The No Free Lunch Theorem, Kolmogorov Complexity, and the Role of Inductive Biases in Machine Learning
Micah Goldblum, Marc Finzi, Keefer Rowan, Andrew Gordon Wilson
TL;DR
The paper argues that No Free Lunch theorems do not constrain real-world learning because natural data are structured and compressible, a property reflected in Kolmogorov complexity. It shows neural networks, including randomly initialized ones, exhibit a bias toward low-complexity labelings and sequences, and that PAC-Bayes bounds can explain cross-domain generalization with a single, flexible learner. By formalizing a Kolmogorov-style NFL and demonstrating universal simplicity biases across domains (vision, language, and tabular data), the authors advocate automated model selection and a unified learning approach that remains effective across data regimes.
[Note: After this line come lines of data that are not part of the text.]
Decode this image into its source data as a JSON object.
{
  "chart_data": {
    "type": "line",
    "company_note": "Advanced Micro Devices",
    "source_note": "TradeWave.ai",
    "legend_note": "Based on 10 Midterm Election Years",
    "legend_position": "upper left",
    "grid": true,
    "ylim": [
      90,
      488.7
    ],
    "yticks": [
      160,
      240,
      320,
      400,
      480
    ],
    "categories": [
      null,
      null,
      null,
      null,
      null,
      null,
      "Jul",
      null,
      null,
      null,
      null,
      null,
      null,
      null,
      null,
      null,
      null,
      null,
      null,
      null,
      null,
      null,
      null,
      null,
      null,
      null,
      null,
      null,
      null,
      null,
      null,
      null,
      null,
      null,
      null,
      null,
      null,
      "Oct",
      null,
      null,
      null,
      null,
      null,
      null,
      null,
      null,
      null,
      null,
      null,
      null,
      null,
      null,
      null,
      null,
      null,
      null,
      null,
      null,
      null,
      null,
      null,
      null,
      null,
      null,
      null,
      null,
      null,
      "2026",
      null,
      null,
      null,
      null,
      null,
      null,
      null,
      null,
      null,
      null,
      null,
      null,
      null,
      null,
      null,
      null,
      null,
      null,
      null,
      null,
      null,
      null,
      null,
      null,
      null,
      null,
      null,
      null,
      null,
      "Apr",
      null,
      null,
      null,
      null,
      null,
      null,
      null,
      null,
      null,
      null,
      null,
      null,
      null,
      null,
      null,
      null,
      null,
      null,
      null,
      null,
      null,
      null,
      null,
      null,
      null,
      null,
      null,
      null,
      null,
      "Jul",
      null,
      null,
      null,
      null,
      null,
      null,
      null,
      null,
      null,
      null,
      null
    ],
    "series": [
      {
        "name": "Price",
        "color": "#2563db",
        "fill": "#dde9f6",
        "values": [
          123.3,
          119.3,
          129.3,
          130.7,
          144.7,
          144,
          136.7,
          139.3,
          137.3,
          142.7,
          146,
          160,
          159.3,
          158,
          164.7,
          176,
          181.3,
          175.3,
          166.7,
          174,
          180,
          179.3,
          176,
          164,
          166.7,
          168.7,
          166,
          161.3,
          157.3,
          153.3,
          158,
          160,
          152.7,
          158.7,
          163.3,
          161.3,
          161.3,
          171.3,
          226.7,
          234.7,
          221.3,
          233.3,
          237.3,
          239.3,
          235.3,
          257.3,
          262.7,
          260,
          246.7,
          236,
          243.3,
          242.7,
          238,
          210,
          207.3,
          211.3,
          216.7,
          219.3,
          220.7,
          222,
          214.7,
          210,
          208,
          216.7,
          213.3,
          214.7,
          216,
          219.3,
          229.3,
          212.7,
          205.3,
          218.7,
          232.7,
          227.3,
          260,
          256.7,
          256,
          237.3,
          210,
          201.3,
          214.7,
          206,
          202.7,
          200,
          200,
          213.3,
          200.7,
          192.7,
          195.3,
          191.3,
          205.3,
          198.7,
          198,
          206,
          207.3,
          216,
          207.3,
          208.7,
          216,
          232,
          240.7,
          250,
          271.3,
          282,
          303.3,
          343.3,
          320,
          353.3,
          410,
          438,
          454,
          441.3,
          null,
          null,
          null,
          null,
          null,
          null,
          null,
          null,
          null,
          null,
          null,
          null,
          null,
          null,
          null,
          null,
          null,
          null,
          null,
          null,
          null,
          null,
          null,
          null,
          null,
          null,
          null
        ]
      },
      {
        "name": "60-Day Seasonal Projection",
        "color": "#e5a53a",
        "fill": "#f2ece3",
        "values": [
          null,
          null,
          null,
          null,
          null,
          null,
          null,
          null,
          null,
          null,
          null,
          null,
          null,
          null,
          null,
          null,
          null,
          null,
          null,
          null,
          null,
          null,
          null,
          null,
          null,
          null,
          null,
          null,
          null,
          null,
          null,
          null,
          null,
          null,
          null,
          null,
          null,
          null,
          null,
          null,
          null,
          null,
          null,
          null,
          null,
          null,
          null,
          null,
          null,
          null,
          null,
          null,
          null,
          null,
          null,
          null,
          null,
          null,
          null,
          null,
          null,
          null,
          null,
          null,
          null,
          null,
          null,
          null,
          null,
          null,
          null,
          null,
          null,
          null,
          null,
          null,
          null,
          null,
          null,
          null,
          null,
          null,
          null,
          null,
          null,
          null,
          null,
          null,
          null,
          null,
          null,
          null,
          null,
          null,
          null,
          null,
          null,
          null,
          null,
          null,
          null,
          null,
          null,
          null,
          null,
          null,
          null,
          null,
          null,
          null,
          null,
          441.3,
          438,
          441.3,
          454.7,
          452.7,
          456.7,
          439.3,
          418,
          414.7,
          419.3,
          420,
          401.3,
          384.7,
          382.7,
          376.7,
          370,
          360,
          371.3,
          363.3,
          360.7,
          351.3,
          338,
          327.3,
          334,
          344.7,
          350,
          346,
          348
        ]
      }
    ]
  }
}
This perspective supports the trend toward transformer-based architectures and soft inductive biases, reducing the need for extensively tailored models per task.
Abstract
No free lunch theorems for supervised learning state that no learner can solve all problems or that all learners achieve exactly the same accuracy on average over a uniform distribution on learning problems. Accordingly, these theorems are often referenced in support of the notion that individual problems require specially tailored inductive biases. While virtually all uniformly sampled datasets have high complexity, real-world problems disproportionately generate low-complexity data, and we argue that neural network models share this same preference, formalized using Kolmogorov complexity. Notably, we show that architectures designed for a particular domain, such as computer vision, can compress datasets on a variety of seemingly unrelated domains. Our experiments show that pre-trained and even randomly initialized language models prefer to generate low-complexity sequences. Whereas no free lunch theorems seemingly indicate that individual problems require specialized learners, we explain how tasks that often require human intervention such as picking an appropriately sized model when labeled data is scarce or plentiful can be automated into a single learning algorithm. These observations justify the trend in deep learning of unifying seemingly disparate problems with an increasingly small set of machine learning models.